Quantile Regression #719

david-waterworth · 2019-03-07T05:09:48Z

I'd like to investigate quantile regression, i.e. Qalpha[y|X] instead of E[y|X]

sklearn's GradientBoostingRegressor has quantile as a loss function. For each loss function there's a class which implements __call__(), negative_gradient() and update_terminal_regions() which implements the loss function, it's first derivative and the associated leaf predictor repectively (i.e. L2 loss has uses mean() for the predictor, L1 median() and quantile uses the percentile(alpha) across the leaf targets.

I've looked at the custom loss examples in catboost, from what I see they require first and second derivative functions but I don't see a way to replace the leaf prediction, is this possible (ideally initially as python, then if the result in promising I'll attempt a C++ implementation)

Also in general, I don't see anything in the documentation indicating which leaf prediction function is used for different loss functions? Are you using mean for RMSE and median for MAE?

Also I just found this #37 which implies you've implementation quantile loss even if it's not exposed via the api? Is that the case? Is there an easy way I can change alpha from 0.5 to 0.95 say?

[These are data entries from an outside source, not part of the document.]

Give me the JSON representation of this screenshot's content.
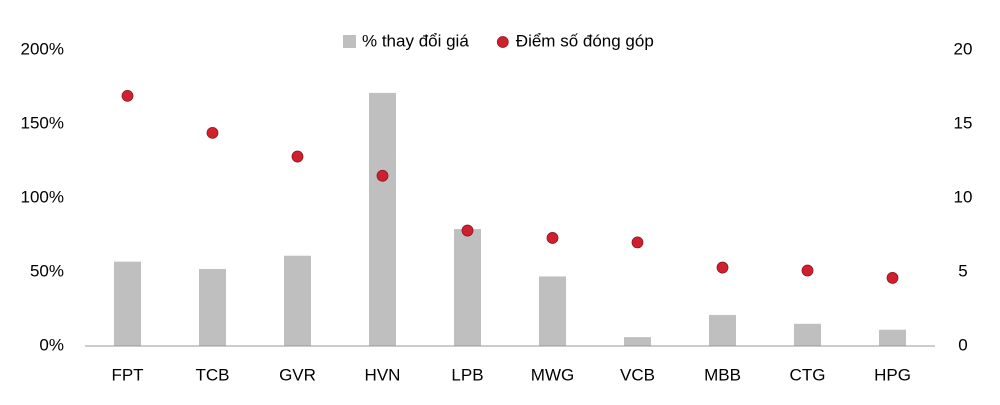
{
  "chart_data": {
    "type": "bar",
    "categories": [
      "FPT",
      "TCB",
      "GVR",
      "HVN",
      "LPB",
      "MWG",
      "VCB",
      "MBB",
      "CTG",
      "HPG"
    ],
    "series": [
      {
        "name": "% thay đổi giá",
        "type": "bar",
        "color": "#bfbfbf",
        "axis": "y",
        "values": [
          57,
          52,
          61,
          171,
          79,
          47,
          6,
          21,
          15,
          11
        ]
      },
      {
        "name": "Điểm số đóng góp",
        "type": "scatter",
        "color": "#d0202e",
        "axis": "y2",
        "values": [
          16.9,
          14.4,
          12.8,
          11.5,
          7.8,
          7.3,
          7.0,
          5.3,
          5.1,
          4.6
        ]
      }
    ],
    "ylim": [
      0,
      200
    ],
    "yticks": [
      {
        "value": 0,
        "label": "0%"
      },
      {
        "value": 50,
        "label": "50%"
      },
      {
        "value": 100,
        "label": "100%"
      },
      {
        "value": 150,
        "label": "150%"
      },
      {
        "value": 200,
        "label": "200%"
      }
    ],
    "y2lim": [
      0,
      20
    ],
    "y2ticks": [
      0,
      5,
      10,
      15,
      20
    ],
    "grid": false,
    "legend": "top"
  }
}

The text was updated successfully, but these errors were encountered:

ian-contiamo · 2019-03-07T08:55:00Z

I can only answer your last question. You can specify the quantile loss as follows:

model = catboost.CatBoostRegressor(loss_function='Quantile:alpha=0.95', ...)

david-waterworth · 2019-03-08T00:08:49Z

Thanks @ian-contiamo, when I fitted GradientBoostingRegressor(loss='quantile', alpha=0.95,...) to the residuals of my base CatBoost model I got a prediction which looks quite reasonable as an estimate of 95th percentile. When I used CatBoostRegressor(loss_function='Quantile:alpha=0.95', ...) the prediction appears to be the mean as it was close to zero so it doesn't appear to be adjusting the predictor function to be consistent with the loss which is odd. Hopefully @annaveronika can shed some light?

david-waterworth · 2019-03-12T02:37:42Z

OK I think I've got to the bottom of this - quantile regression does work, but it converges very slowly if at all.

It's likely related to microsoft/LightGBM#1199, there's a good description here.

I'm not 100% sure, but if the leaf values are approximated by L'(X,y) / L''(X,y) then it's no surprise that it doesn't work so well for the quantile loss with high / low alpha due to the zero 2nd derivative.

Specifically I fitted the model

X = np.array([1,1,1,1,1,1,1,1,1,1,2,2,2,2,2,2,2,2,2,2]).reshape(-1, 1)
y = np.array([1,2,3,4,5,6,7,8,9,10,21,22,23,24,25,26,27,28,29,30])

i.e. there's two clusters labeled 1 and 2, with target mean 5.5 and 25.5, and I attempted to fit using Quantile:alpha=0.95, I set learning_rate, max_depth to 1 and experimented with iterations.

Both lightgbm and sklearn's GradientBoostingRegressor converge in a single iteration to a solution y=8|X=1 y=28|X=2 (GradientBoostingRegressor) or y=8.5|X=1 y=28.5|X=2 (lightgbm)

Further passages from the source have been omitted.